There's always the half hardhearted denial "I take him at his word" instead of saying you believe he is correct.  Or "I have no evidence to contradict".  Of course, this can backfire if used to the extreme, as in "It depends on what the meaning of the words 'is' is."

People don't like to be manipulated.

So, how do you do it right?

Well, it helps if you go with the prejudice.  It's a lot harder to create a new one.   That's one of the major problems with 'job creators'.   People aren't stupid enough to believe that all wealth people create jobs.  We live in the real world and we know about outsourcing, downsizing.

But it's not the truth that rules, it's the current opinion.   Otherwise "liberal" would never have been used as an insult.

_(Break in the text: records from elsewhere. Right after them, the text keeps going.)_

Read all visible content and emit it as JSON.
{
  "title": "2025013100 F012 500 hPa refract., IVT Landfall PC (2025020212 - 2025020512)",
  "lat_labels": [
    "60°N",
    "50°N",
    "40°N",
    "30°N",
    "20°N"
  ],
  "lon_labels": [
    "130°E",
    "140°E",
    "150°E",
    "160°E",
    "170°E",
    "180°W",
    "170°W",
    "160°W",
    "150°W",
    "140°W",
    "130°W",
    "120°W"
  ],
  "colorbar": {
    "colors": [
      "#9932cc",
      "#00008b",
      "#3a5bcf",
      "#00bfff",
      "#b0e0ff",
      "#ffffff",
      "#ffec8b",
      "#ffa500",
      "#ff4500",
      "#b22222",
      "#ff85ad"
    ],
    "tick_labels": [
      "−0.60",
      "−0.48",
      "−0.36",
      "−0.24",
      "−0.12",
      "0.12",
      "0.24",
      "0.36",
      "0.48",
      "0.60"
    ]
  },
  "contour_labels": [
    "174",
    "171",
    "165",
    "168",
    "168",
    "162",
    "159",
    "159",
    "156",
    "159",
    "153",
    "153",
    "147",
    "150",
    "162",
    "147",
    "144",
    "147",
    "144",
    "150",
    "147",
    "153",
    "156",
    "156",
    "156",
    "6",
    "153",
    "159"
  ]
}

The trick is to walk the fine line close to what what people already believe, but on the side you want to emphasize.  You make small movements and over time, it moves the people.  Too big a move and you go backwards.

Let's say you wanted to support Puerto Rico as the 51th state (they will be voting come November).   You can talk about how all American citizens should have the right to vote for who is President of the United States.

If you are against it, you call them "Puerto Ricans".   Both terms are technically correct, but when you talk about "all American Citizens" you get more support for the idea, as opposed to "Puerto Ricans".

This can clearly be seen in polls.  Different phrasing gets different results. People try to use these polls to shift the discussion among the media, or to try and solidify weak support.  Do you vote against "socialized healthcare" or in favor of "guaranteed healthcare for all"?

So here are some basic rules for detecting/designing phrases that push your opinion.

1) Over-inclusive words bring thoughts and opinions unrelated to the real topic to bear on the issue.  "Energy Exploration" and "Job Creators" are good examples.  So are "pro-choice" and 'pro-life".

2)  Emotional impact words (as opposed to intellectual impact) can shift opinions as well. Probably my favorite is the use of the word "Death Tax" as opposed to "inheritance tax".  We don't tax the dead, we tax the heirs not the dead, yet somehow the GOP made popular the emotionally charged word "Death Tax".

3) Look for 'replacement' of old words.  If someone is trying to change the word used, more than often that means they want to push your attitude.   Discrimination terminology is famous for this "handicapable vs handicapped". 

4) Look for words that imply the opposite of what they mean.  There is a huge difference between "Pro-Life" and "Anti-Abortion".   The movement is not "pro" anything, it is against abortion.  They want the "pro" to imply they are in favor of something when in fact they are against something.